Hewlett-Packard Co. has cut about 9,000 employees so far as part of the planned layoff of nearly 25,000 workers that it announced in October. Now HP is reducing salaries and cutting back on travel in an effort to avoid being further wounded by the sharp knife of the economic recession.
On Wednesday, HP reported a 13 per cent decline in earnings for its fiscal first quarter, which ended Jan. 31. Net income totaled US$1.854 billion in the quarter, down from US$2.133 billion in the same period a year ago. Revenue grew just one per cent year over year, to US$28.8 billion, and HP said it expects business to decline by two per cent to three per cent in the current second quarter.

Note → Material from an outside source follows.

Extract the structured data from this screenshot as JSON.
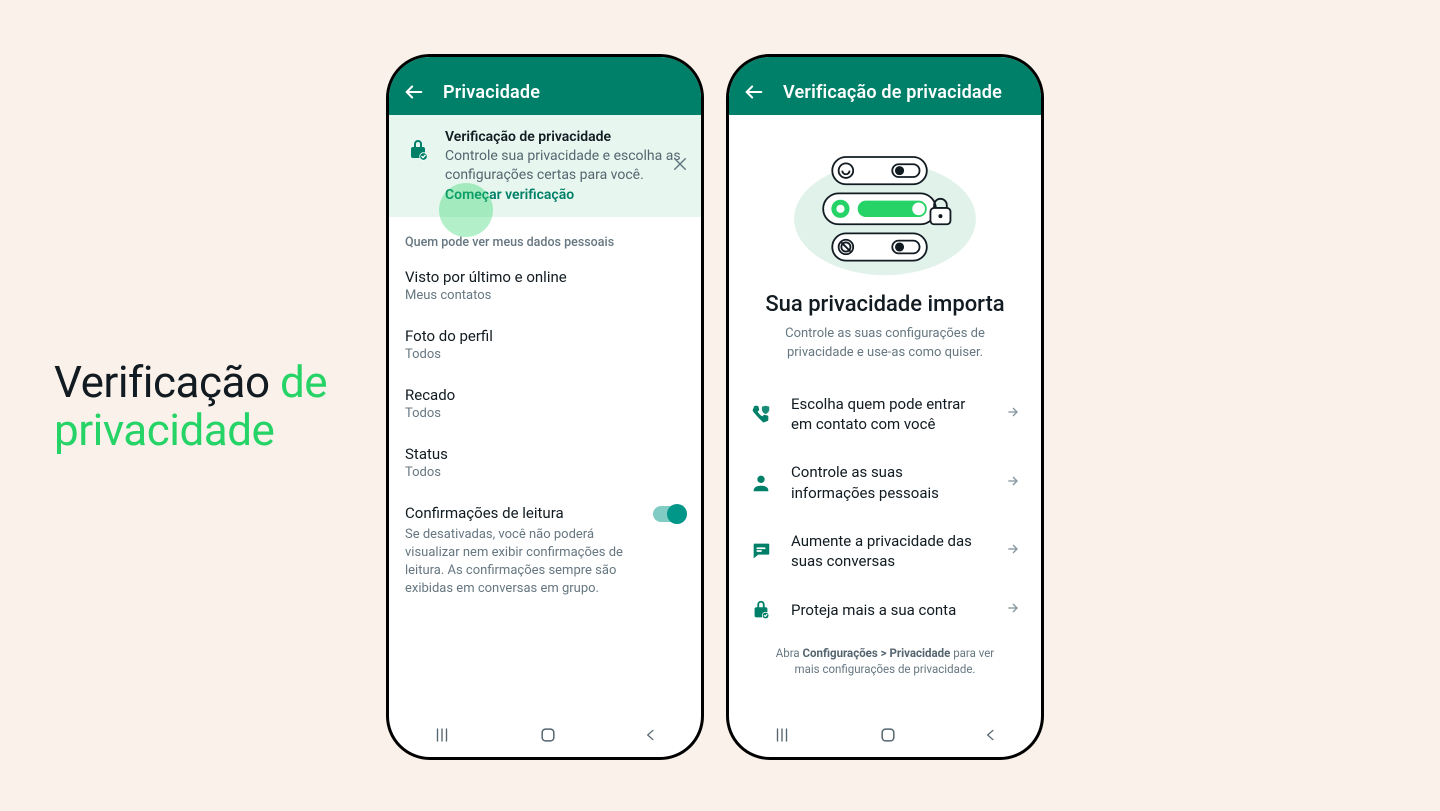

The ongoing layoffs announced by HP last fall followed its US$13.9 billion acquisition of Electronic Data Systems Corp. in August. Instead of making more job cuts now, HP CEO Mark Hurd said during a briefing on the Q1 results Wednesday that the company is cutting salaries, “significantly reducing travel” and eliminating or lowering various types of discretionary spending.
Hurd himself will take a 20 per cent cut on his US$1.45 million base salary, for a reduction of about US$290,000. But stock awards and bonuses helped to increase his total compensation to more than US$42 million last year, according to a filing that HP submitted to the U.S. Securities and Exchange Commission.
HP said in a statement issued after the Q1 briefing that the base pay of other members of its executive council will be cut by 15 per cent and that other executives will take 10 per cent salary cuts. The base pay of exempt employees — typically defined as salaried workers — will be reduced by five per cent, and nonexempt — i.e., hourly — employees will have a 2.5 per cent reduction.
HP also said that it will cap matching contributions to workers under its 401(k) plan at a maximum of 4 per cent of eligible employee contributions.